The area of Hungary is barely 100,000 square km with 10 million inhabitants, whose language is spoken nowhere else in the world. Despite or due to this uniqueness, the Hungarian people have been living in the centre of Europe for over 1,100 years.
The natural, cultural and historical riches to be experienced in Hungary are reflected in its high concentration of UNESCO World Heritage Sites, many of which can be found in the capital.
Budapest is a hive of top-class music and art, with one of the world’s best opera houses and a host of museums and galleries. Its festivals of all kind (may they be fine art, music, or gastronomy) take place all through the year.
Lake Balaton, ideal for sailing and sunbathing, is the largest lake in Central Europe.
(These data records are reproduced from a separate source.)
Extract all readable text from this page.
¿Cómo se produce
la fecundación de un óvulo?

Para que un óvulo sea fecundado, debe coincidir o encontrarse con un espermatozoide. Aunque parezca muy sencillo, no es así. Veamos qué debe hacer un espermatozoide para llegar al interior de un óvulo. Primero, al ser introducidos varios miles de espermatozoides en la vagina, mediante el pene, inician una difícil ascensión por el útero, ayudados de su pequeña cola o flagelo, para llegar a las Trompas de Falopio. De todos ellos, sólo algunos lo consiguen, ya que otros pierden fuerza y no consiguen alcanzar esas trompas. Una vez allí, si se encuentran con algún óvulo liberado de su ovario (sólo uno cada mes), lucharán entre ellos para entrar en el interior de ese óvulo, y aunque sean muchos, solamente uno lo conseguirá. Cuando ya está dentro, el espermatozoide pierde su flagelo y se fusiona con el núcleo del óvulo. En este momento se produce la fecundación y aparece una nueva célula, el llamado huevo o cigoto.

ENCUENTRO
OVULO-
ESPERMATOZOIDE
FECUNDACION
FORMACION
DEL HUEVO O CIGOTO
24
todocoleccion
Nearby is the famous spa town of Hévíz where you can enjoy the pleasure of bathing in a natural thermal lake even in the depths of winter. Hungary’s springs have supported a bathing culture dating back to Roman times. Whether you are after relaxation, refreshment, rejuvenation or recovery, Hungary cannot fail to meet your needs.
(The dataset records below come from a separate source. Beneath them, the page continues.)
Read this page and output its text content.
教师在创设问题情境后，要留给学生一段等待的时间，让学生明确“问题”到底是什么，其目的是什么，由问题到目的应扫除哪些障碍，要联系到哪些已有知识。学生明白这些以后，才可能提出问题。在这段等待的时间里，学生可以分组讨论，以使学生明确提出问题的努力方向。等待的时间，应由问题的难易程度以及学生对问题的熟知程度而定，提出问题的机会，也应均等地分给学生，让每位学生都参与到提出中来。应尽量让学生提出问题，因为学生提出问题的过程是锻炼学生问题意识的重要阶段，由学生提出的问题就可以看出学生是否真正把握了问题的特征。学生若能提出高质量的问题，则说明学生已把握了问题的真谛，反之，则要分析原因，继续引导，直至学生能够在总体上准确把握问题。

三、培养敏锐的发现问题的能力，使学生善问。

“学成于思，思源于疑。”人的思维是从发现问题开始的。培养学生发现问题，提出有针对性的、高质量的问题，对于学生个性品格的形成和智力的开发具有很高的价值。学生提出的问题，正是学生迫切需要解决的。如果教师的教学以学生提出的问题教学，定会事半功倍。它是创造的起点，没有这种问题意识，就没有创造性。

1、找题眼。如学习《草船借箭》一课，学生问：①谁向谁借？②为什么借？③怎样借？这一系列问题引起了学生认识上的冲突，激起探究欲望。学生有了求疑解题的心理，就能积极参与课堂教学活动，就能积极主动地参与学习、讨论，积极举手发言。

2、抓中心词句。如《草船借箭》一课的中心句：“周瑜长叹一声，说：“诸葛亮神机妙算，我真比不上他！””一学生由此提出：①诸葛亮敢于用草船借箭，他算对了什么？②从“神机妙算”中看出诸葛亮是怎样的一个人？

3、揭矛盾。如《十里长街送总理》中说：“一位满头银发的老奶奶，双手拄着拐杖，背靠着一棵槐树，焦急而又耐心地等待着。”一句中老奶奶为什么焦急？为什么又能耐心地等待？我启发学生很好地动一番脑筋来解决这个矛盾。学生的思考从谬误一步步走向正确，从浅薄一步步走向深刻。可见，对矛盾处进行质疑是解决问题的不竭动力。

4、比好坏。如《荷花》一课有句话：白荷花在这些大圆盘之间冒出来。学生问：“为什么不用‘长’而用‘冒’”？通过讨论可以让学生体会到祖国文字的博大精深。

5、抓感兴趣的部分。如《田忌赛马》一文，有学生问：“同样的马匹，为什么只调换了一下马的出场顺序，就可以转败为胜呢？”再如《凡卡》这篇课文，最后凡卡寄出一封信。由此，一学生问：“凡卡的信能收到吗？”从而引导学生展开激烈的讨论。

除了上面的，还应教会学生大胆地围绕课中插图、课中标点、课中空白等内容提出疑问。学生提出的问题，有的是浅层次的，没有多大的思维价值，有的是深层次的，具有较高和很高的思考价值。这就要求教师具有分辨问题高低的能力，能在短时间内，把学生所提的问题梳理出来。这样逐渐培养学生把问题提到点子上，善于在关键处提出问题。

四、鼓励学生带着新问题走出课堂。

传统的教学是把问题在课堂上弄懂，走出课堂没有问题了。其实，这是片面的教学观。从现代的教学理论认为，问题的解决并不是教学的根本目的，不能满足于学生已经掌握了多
In short, this is a place of variety, colour and passion.
Budapest, the capital city of Hungary, was created when the historic towns of Buda, Pest and Óbuda were unified in 1873, although the area had been inhabited from early times.
Budapest is bisected by the River Danube, covering an area of 200 square km and divided into 23 administrative districts. The city, as much a natural geographical centre as it is the country’s transport hub, is home today to a population of 1.8 million people.
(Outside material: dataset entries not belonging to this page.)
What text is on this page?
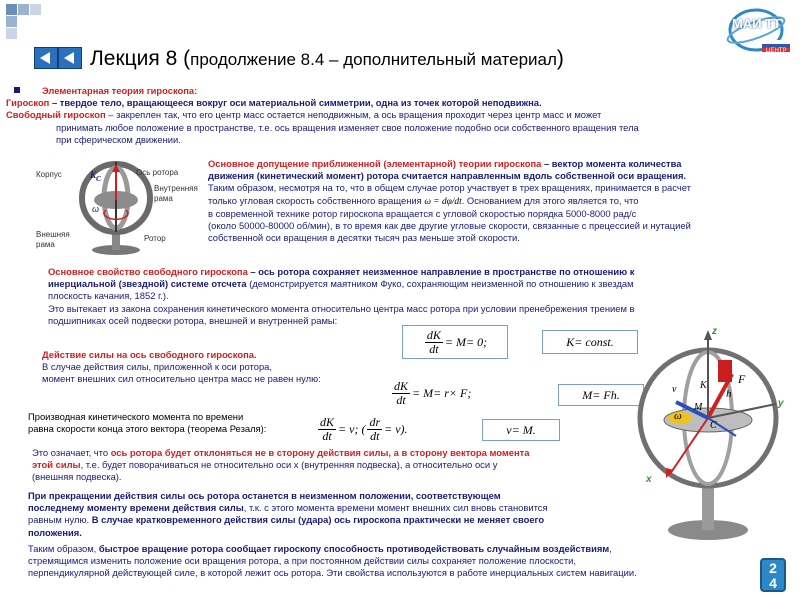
МАИ ТТ
ЦЕНТР
Лекция 8 (продолжение 8.4 – дополнительный материал)
Элементарная теория гироскопа:
Гироскоп – твердое тело, вращающееся вокруг оси материальной симметрии, одна из точек которой неподвижна.
Свободный гироскоп – закреплен так, что его центр масс остается неподвижным, а ось вращения проходит через центр масс и может
принимать любое положение в пространстве, т.е. ось вращения изменяет свое положение подобно оси собственного вращения тела
при сферическом движении.
Корпус	Ось ротора
Внутренняя
рама
Внешняя
рама
Ротор
$K_C$
ω
Основное допущение приближенной (элементарной) теории гироскопа – вектор момента количества
движения (кинетический момент) ротора считается направленным вдоль собственной оси вращения.
Таким образом, несмотря на то, что в общем случае ротор участвует в трех вращениях, принимается в расчет
только угловая скорость собственного вращения ω = dφ/dt. Основанием для этого является то, что
в современной технике ротор гироскопа вращается с угловой скоростью порядка 5000-8000 рад/с
(около 50000-80000 об/мин), в то время как две другие угловые скорости, связанные с прецессией и нутацией
собственной оси вращения в десятки тысяч раз меньше этой скорости.
Основное свойство свободного гироскопа – ось ротора сохраняет неизменное направление в пространстве по отношению к
инерциальной (звездной) системе отсчета (демонстрируется маятником Фуко, сохраняющим неизменной по отношению к звездам
плоскость качания, 1852 г.).
Это вытекает из закона сохранения кинетического момента относительно центра масс ротора при условии пренебрежения трением в
подшипниках осей подвески ротора, внешней и внутренней рамы:
$\frac{dK}{dt} = M = 0$;	K = const.
Действие силы на ось свободного гироскопа.
В случае действия силы, приложенной к оси ротора,
момент внешних сил относительно центра масс не равен нулю:
$\frac{dK}{dt} = M = r \times F$;	M = Fh.
Производная кинетического момента по времени
равна скорости конца этого вектора (теорема Резаля):	$\frac{dK}{dt} = v$ ; ( $\frac{dr}{dt} = v$).	v = M .
Это означает, что ось ротора будет отклоняться не в сторону действия силы, а в сторону вектора момента
этой силы, т.е. будет поворачиваться не относительно оси x (внутренняя подвеска), а относительно оси y
(внешняя подвеска).
При прекращении действия силы ось ротора останется в неизменном положении, соответствующем
последнему моменту времени действия силы, т.к. с этого момента времени момент внешних сил вновь становится
равным нулю. В случае кратковременного действия силы (удара) ось гироскопа практически не меняет своего
положения.
Таким образом, быстрое вращение ротора сообщает гироскопу способность противодействовать случайным воздействиям,
стремящимся изменить положение оси вращения ротора, а при постоянном действии силы сохраняет положение плоскости,
перпендикулярной действующей силе, в которой лежит ось ротора. Эти свойства используются в работе инерциальных систем навигации.
z
y
x
F
h
C
K
v
M
ω
24
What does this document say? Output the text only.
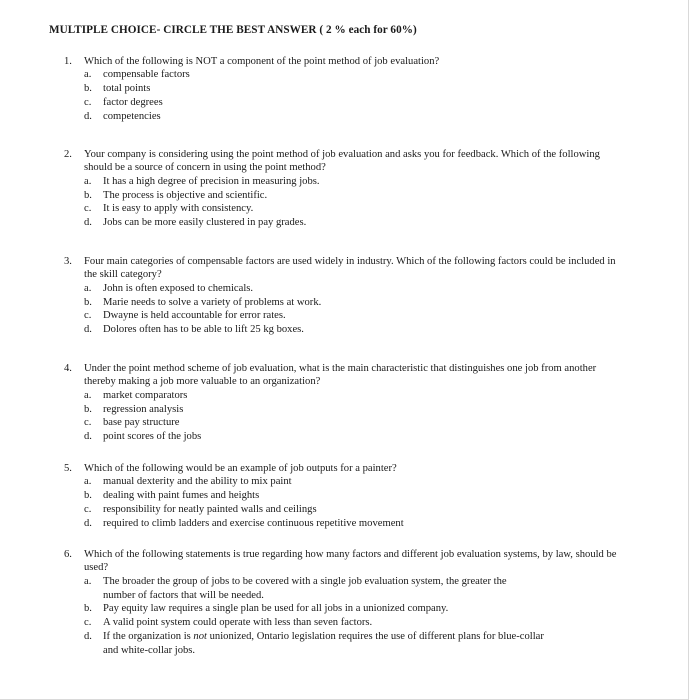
MULTIPLE CHOICE- CIRCLE THE BEST ANSWER ( 2 % each for 60%)
1.	Which of the following is NOT a component of the point method of job evaluation?
a.	compensable factors
b.	total points
c.	factor degrees
d.	competencies
2.	Your company is considering using the point method of job evaluation and asks you for feedback. Which of the following should be a source of concern in using the point method?
a.	It has a high degree of precision in measuring jobs.
b.	The process is objective and scientific.
c.	It is easy to apply with consistency.
d.	Jobs can be more easily clustered in pay grades.
3.	Four main categories of compensable factors are used widely in industry. Which of the following factors could be included in the skill category?
a.	John is often exposed to chemicals.
b.	Marie needs to solve a variety of problems at work.
c.	Dwayne is held accountable for error rates.
d.	Dolores often has to be able to lift 25 kg boxes.
4.	Under the point method scheme of job evaluation, what is the main characteristic that distinguishes one job from another thereby making a job more valuable to an organization?
a.	market comparators
b.	regression analysis
c.	base pay structure
d.	point scores of the jobs
5.	Which of the following would be an example of job outputs for a painter?
a.	manual dexterity and the ability to mix paint
b.	dealing with paint fumes and heights
c.	responsibility for neatly painted walls and ceilings
d.	required to climb ladders and exercise continuous repetitive movement
6.	Which of the following statements is true regarding how many factors and different job evaluation systems, by law, should be used?
a.	The broader the group of jobs to be covered with a single job evaluation system, the greater the number of factors that will be needed.
b.	Pay equity law requires a single plan be used for all jobs in a unionized company.
c.	A valid point system could operate with less than seven factors.
d.	If the organization is not unionized, Ontario legislation requires the use of different plans for blue-collar and white-collar jobs.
Lovers of culture are spoilt for choice with 237 monuments, 223 museums and galleries, 35 theatres, 90 cinemas, 2 opera houses and 12 concert halls. Around 200 excursion destinations offer a wide variety of things to do.
Its monuments include 2,000-year-old Roman amphitheatres, 400-year-old Turkish baths and unique Hungarian Art Nouveau buildings from the 19th century. The cityscape owes its uniform appearance to the elegant mansions erected in the Eclectic style in the early 20th century. Under its hills, there is a system of caves with thermal waters gushing from 80 thermal springs, which supply 12 spas with 70 million litres of water daily.